Canadian engineer creates the fastest camera in the world

Engineers at the INRS Énergie Matériaux Telecommunications Research Center developed the world's fastest camera, which can shoot at 156.3 trillion frames per second (fps).

The best slow-motion cameras on phones usually operate at a few hundred fps. Professional video cameras can use speeds of several thousand fps to achieve smoother effects. But if they want to observe what happens at the nanoscale, researchers need shutter speeds of billions or even trillions of fps. The new camera from the engineering team at INRS can capture events that occur in a few femtoseconds (one femtosecond is one millionth billionth of a second), according to New Atlas.

Simulate the world's fastest camera system SCARF. (Photo: INRS).

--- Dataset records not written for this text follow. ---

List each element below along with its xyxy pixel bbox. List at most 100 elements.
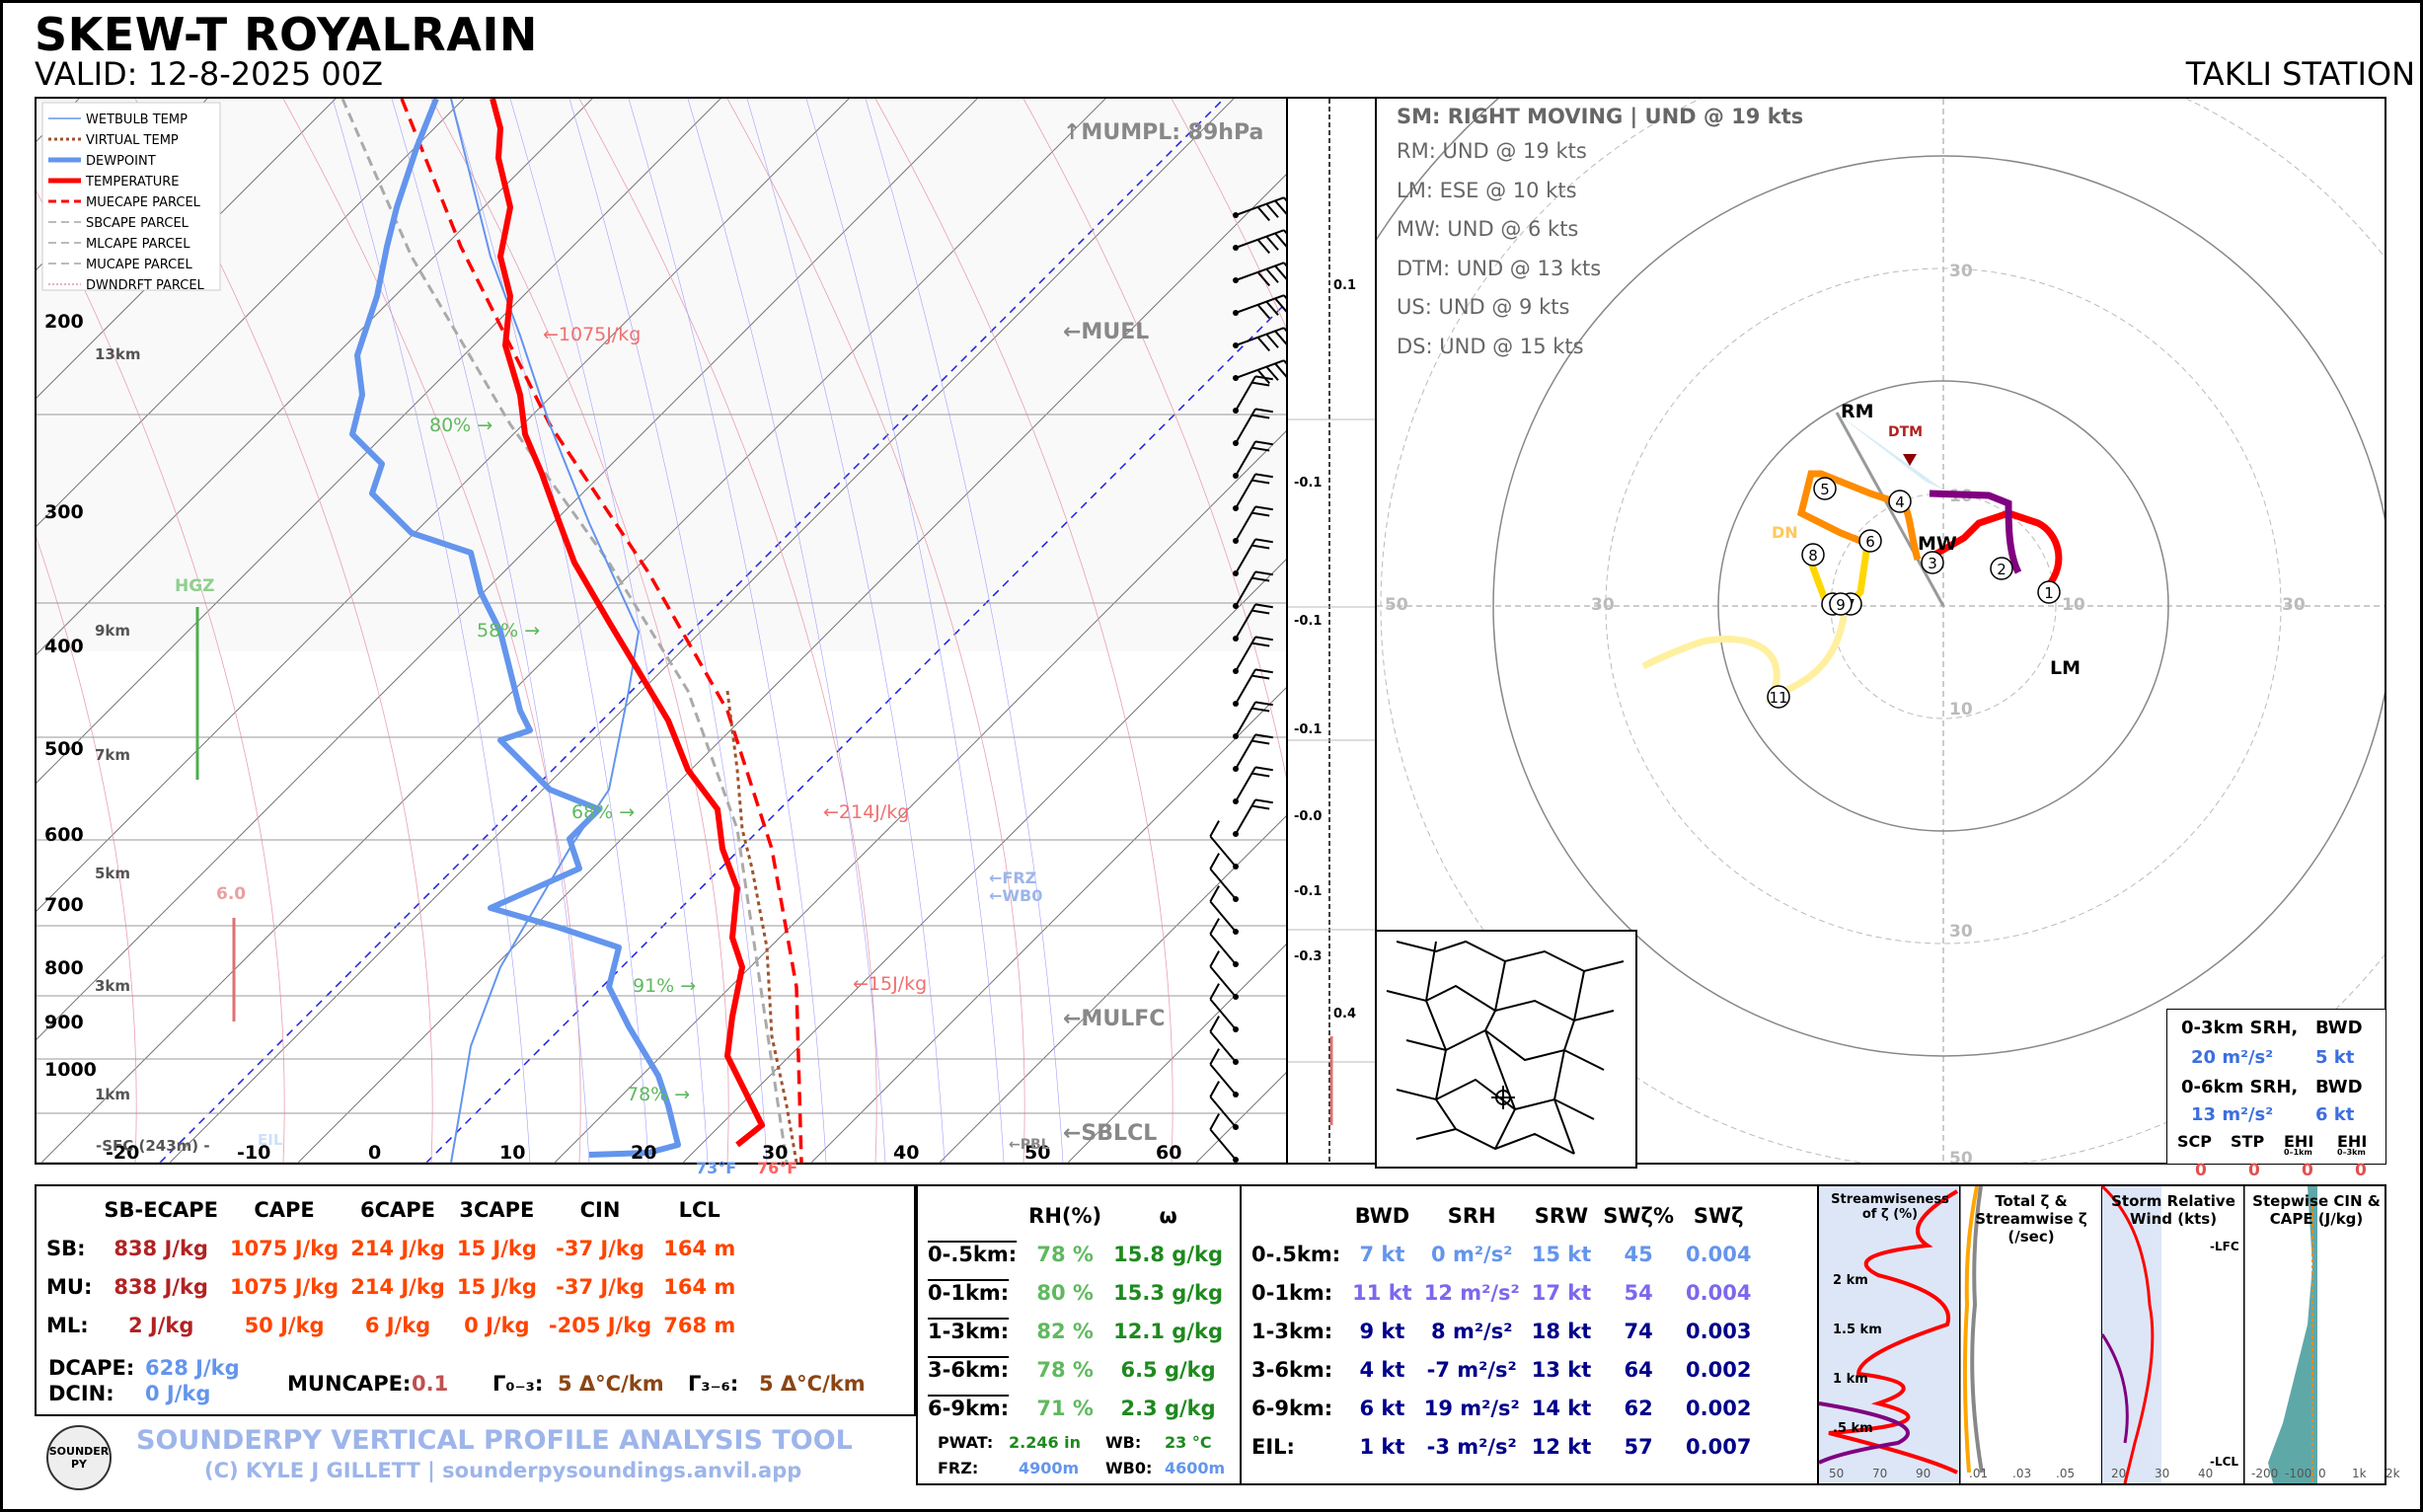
hodo-point-11: 11 xyxy=(1767,685,1790,709)
thermo-header: CAPE xyxy=(254,1197,315,1222)
svg-text:5: 5 xyxy=(1820,481,1830,498)
hodo-point-1: 1 xyxy=(2037,580,2061,604)
temp-tick-0: -20 xyxy=(106,1142,139,1163)
mini-profiles xyxy=(1818,1184,2317,1484)
kin-row: 6-9km: 6 kt 19 m²/s² 14 kt 62 0.002 xyxy=(1246,1389,1757,1427)
station-name: TAKLI STATION xyxy=(2185,55,2415,93)
wind-barb xyxy=(1209,1081,1239,1130)
storm-motion-line: DS: UND @ 15 kts xyxy=(1397,334,1584,358)
moist-w: 15.3 g/kg xyxy=(1113,1280,1223,1305)
dcin-value: 0 J/kg xyxy=(145,1382,211,1405)
storm-motion-line: MW: UND @ 6 kts xyxy=(1397,217,1579,241)
pwat-value: 2.246 in xyxy=(1009,1433,1082,1452)
storm-motion-line: LM: ESE @ 10 kts xyxy=(1397,178,1577,202)
height-5km: 5km xyxy=(95,865,131,882)
wind-barb xyxy=(1233,294,1297,320)
kin-cell: 11 kt xyxy=(1352,1280,1412,1305)
legend-entry: TEMPERATURE xyxy=(85,175,180,189)
bwd-06-value: 6 kt xyxy=(2315,1104,2355,1125)
moist-row-label: 3-6km: xyxy=(928,1357,1010,1382)
hodo-ring-label: 10 xyxy=(1949,700,1973,719)
temp-tick-2: 0 xyxy=(368,1142,381,1163)
thermo-cell: 1075 J/kg xyxy=(229,1236,340,1260)
scp-value: 0 xyxy=(2195,1161,2207,1180)
ehi1-sub: 0–1km xyxy=(2284,1148,2312,1157)
thermo-cell: 15 J/kg xyxy=(456,1236,537,1260)
thermo-cell: 50 J/kg xyxy=(244,1313,325,1337)
skewt-panel: WETBULB TEMP VIRTUAL TEMP DEWPOINT TEMPERAT… xyxy=(35,97,1288,1177)
pressure-tick-600: 600 xyxy=(44,824,84,846)
srh-03-header: 0-3km SRH, xyxy=(2181,1018,2299,1038)
mini-axis-tick: .03 xyxy=(2012,1467,2032,1480)
mini-axis-tick: 30 xyxy=(2155,1467,2170,1480)
storm-motion-wedge xyxy=(1833,411,1943,490)
moist-rh: 78 % xyxy=(1036,1242,1094,1266)
temperature-line xyxy=(490,99,765,1148)
frz-height-label: FRZ: xyxy=(938,1459,979,1477)
dcin-label: DCIN: xyxy=(48,1382,114,1405)
moist-w: 12.1 g/kg xyxy=(1113,1319,1223,1343)
pressure-tick-700: 700 xyxy=(44,894,84,916)
muncape-value: 0.1 xyxy=(412,1372,449,1396)
ehi1-header: EHI xyxy=(2284,1132,2314,1151)
thermo-row-label: SB: xyxy=(46,1236,86,1260)
thermo-header xyxy=(40,1190,98,1229)
wb0-height-label: WB0: xyxy=(1105,1459,1153,1477)
lapse-36-value: 5 Δ°C/km xyxy=(759,1372,866,1396)
moist-h-w: ω xyxy=(1159,1203,1177,1228)
rh-91-label: 91% → xyxy=(633,975,697,997)
wind-barb xyxy=(1233,636,1273,674)
storm-motion-line: DTM: UND @ 13 kts xyxy=(1397,256,1602,280)
dtm-marker xyxy=(1903,454,1917,466)
kin-cell: 54 xyxy=(1624,1280,1653,1305)
page-title: SKEW-T ROYALRAIN xyxy=(35,8,538,61)
mini-2km: 2 km xyxy=(1833,1273,1868,1288)
omega-value: -0.3 xyxy=(1294,949,1323,964)
srh-index-values: 0 0 0 0 xyxy=(2181,1161,2399,1184)
mini-axis-tick: -100 xyxy=(2285,1467,2312,1480)
kin-cell: 6 kt xyxy=(1359,1396,1405,1420)
thermo-row: SB: 838 J/kg 1075 J/kg 214 J/kg 15 J/kg -37 J… xyxy=(40,1229,741,1267)
kin-cell: 4 kt xyxy=(1359,1357,1405,1382)
temp-tick-7: 50 xyxy=(1024,1142,1050,1163)
wind-barb xyxy=(1233,701,1273,739)
vorticity-title: Total ζ & Streamwise ζ (/sec) xyxy=(1975,1192,2087,1246)
thermo-cell: 6 J/kg xyxy=(364,1313,431,1337)
kin-row: 0-.5km: 7 kt 0 m²/s² 15 kt 45 0.004 xyxy=(1246,1235,1757,1273)
hodo-ring-label: 30 xyxy=(2282,595,2306,615)
storm-motion-title: SM: RIGHT MOVING | UND @ 19 kts xyxy=(1397,105,1804,128)
kin-cell: 17 kt xyxy=(1531,1280,1592,1305)
omega-value: 0.4 xyxy=(1333,1007,1357,1021)
mini-axis-tick: 90 xyxy=(1916,1467,1931,1480)
hodo-trace-9-12km xyxy=(1641,601,1850,704)
sfc-label: -SFC (243m) - xyxy=(96,1137,210,1155)
kin-cell: 57 xyxy=(1624,1434,1653,1459)
height-9km: 9km xyxy=(95,622,131,640)
moist-rh: 80 % xyxy=(1036,1280,1094,1305)
srh-03-value: 20 m²/s² xyxy=(2191,1047,2274,1068)
svg-text:3: 3 xyxy=(1928,555,1937,572)
kinematic-table-panel: BWD SRH SRW SWζ% SWζ 0-.5km: 7 kt 0 m²/s² 15 kt… xyxy=(1240,1184,1819,1485)
mini-axis-tick: .01 xyxy=(1969,1467,1989,1480)
mini-1km: 1 km xyxy=(1833,1372,1868,1387)
mini-05km: .5 km xyxy=(1833,1421,1873,1436)
pbl-label: ←PBL xyxy=(1009,1137,1050,1153)
wind-barb xyxy=(1233,196,1297,222)
kin-cell: 18 kt xyxy=(1531,1319,1592,1343)
lapse-03-value: 5 Δ°C/km xyxy=(558,1372,664,1396)
kin-row-label: 0-.5km: xyxy=(1251,1242,1341,1266)
legend-entry: VIRTUAL TEMP xyxy=(86,133,179,148)
rh-78-label: 78% → xyxy=(627,1084,691,1105)
moisture-table-panel: RH(%) ω 0-.5km: 78 % 15.8 g/kg 0-1km: 80 % 15.… xyxy=(916,1184,1242,1485)
pressure-tick-300: 300 xyxy=(44,501,84,523)
wind-barb xyxy=(1233,262,1297,287)
map-outline xyxy=(1386,940,1625,1155)
muel-label: ←MUEL xyxy=(1063,320,1150,344)
temp-tick-3: 10 xyxy=(499,1142,525,1163)
kin-cell: -3 m²/s² xyxy=(1426,1434,1517,1459)
mw-label: MW xyxy=(1918,533,1957,555)
thermo-header: CIN xyxy=(579,1197,621,1222)
kin-cell: 12 kt xyxy=(1531,1434,1592,1459)
kin-row: EIL: 1 kt -3 m²/s² 12 kt 57 0.007 xyxy=(1246,1427,1757,1466)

The research team relied on technology they developed in 2014, called CUP (Compressed Ultrafast Photography) , which can capture 100 billion fps. The next stage is called T-CUP , where T refers to "trillion frames per second" . As the name suggests, T-CUP can capture up to 10 trillion fps. In 2020, researchers increased it to 70 trillion fps with a version called ultrafast spectral compression (CUSP).

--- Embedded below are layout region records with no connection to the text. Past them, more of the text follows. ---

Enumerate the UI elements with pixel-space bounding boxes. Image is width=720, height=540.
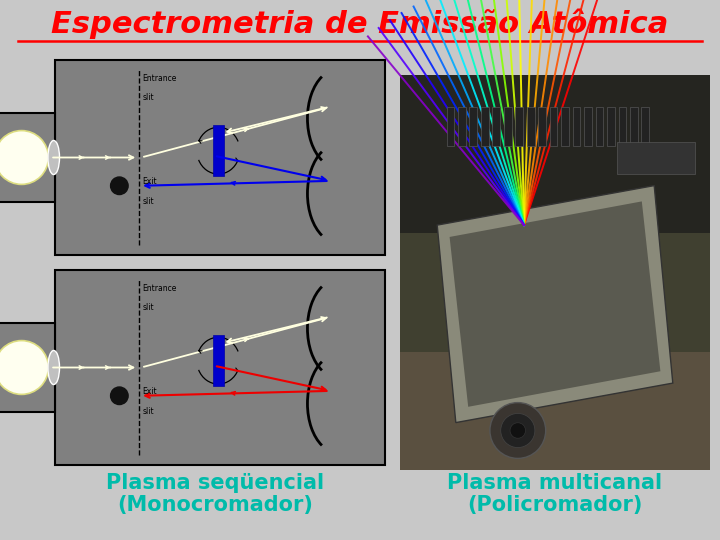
Polygon shape	[437, 186, 672, 423]
Bar	[400, 75, 710, 470]
Text: slit: slit	[142, 303, 154, 312]
Bar	[595, 106, 603, 146]
Bar	[527, 106, 534, 146]
Circle shape	[0, 131, 48, 185]
Bar	[55, 270, 385, 465]
Circle shape	[111, 387, 128, 404]
Circle shape	[0, 341, 48, 394]
Bar	[617, 142, 695, 174]
Bar	[607, 106, 615, 146]
Text: Plasma seqüencial: Plasma seqüencial	[106, 473, 324, 493]
Bar	[539, 106, 546, 146]
Text: Entrance: Entrance	[142, 284, 176, 293]
Polygon shape	[449, 201, 660, 407]
Bar	[642, 106, 649, 146]
Bar	[458, 106, 466, 146]
Circle shape	[111, 177, 128, 194]
Text: Exit: Exit	[142, 177, 157, 186]
Bar	[516, 106, 523, 146]
Text: slit: slit	[142, 197, 154, 206]
Circle shape	[490, 403, 546, 458]
Bar	[550, 106, 557, 146]
Bar	[561, 106, 569, 146]
Bar	[400, 75, 710, 233]
Circle shape	[510, 423, 526, 438]
Bar	[213, 335, 224, 386]
Circle shape	[500, 414, 535, 448]
Ellipse shape	[48, 140, 60, 174]
Bar	[0, 322, 55, 413]
Bar	[213, 125, 224, 176]
Bar	[55, 60, 385, 255]
Text: Exit: Exit	[142, 387, 157, 396]
Text: slit: slit	[142, 93, 154, 102]
Text: Plasma multicanal: Plasma multicanal	[447, 473, 662, 493]
Bar	[469, 106, 477, 146]
Text: slit: slit	[142, 407, 154, 415]
Ellipse shape	[48, 350, 60, 384]
Bar	[400, 292, 710, 470]
Text: Espectrometria de Emissão Atômica: Espectrometria de Emissão Atômica	[51, 9, 669, 39]
Bar	[572, 106, 580, 146]
Bar	[400, 174, 710, 352]
Bar	[504, 106, 512, 146]
Bar	[481, 106, 489, 146]
Bar	[446, 106, 454, 146]
Text: Entrance: Entrance	[142, 73, 176, 83]
Bar	[630, 106, 638, 146]
Bar	[0, 113, 55, 202]
Bar	[584, 106, 592, 146]
Text: (Policromador): (Policromador)	[467, 495, 643, 515]
Bar	[618, 106, 626, 146]
Text: (Monocromador): (Monocromador)	[117, 495, 313, 515]
Bar	[492, 106, 500, 146]
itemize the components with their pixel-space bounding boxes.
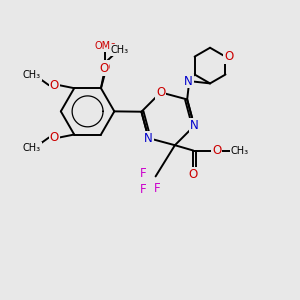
Text: N: N <box>184 74 193 88</box>
Text: O: O <box>212 144 221 157</box>
Text: O: O <box>50 131 59 144</box>
Text: O: O <box>101 61 110 74</box>
Text: OMe: OMe <box>94 41 116 51</box>
Text: O: O <box>50 79 59 92</box>
Text: F: F <box>140 183 146 196</box>
Text: O: O <box>224 50 234 63</box>
Text: N: N <box>190 119 199 132</box>
Text: CH₃: CH₃ <box>231 146 249 156</box>
Text: N: N <box>144 132 153 145</box>
Text: O: O <box>99 62 109 75</box>
Text: F: F <box>154 182 160 195</box>
Text: O: O <box>156 86 165 99</box>
Text: O: O <box>189 167 198 181</box>
Text: CH₃: CH₃ <box>23 143 41 153</box>
Text: F: F <box>140 167 146 180</box>
Text: CH₃: CH₃ <box>23 70 41 80</box>
Text: CH₃: CH₃ <box>110 45 128 55</box>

Now, they have doubled the speed to 156.3 trillion fps. The new camera system, called "scanning coded aperture real-time femto imaging" (SCARF), can capture events that happen too quickly for previous versions of the technology to observe, such as shock waves transmitted through living matter or cells.

SCARF works by firing an ultra-short pulse of laser light, which passes through the event or object that needs to be photographed. If photographing light such as a rainbow, the red wavelength will record the event first, followed by orange, yellow, and finally purple. Because the event happens so quickly, as each color passes in turn, the image appears different, allowing the laser light pulse to record the entire change in an extremely short time. This light pulse then passes through a series of components that focus, reflect, diffract and encode it, until it reaches the sensor of a charge-coupled device (CCD) camera, where it is converted into data. data that a computer can reconstruct into the final image.

According to the research team, their camera system will help improve fields such as geography, biology, chemistry, materials science and engineering. They describe the device in detail in a paper published in the journal Nature Communications.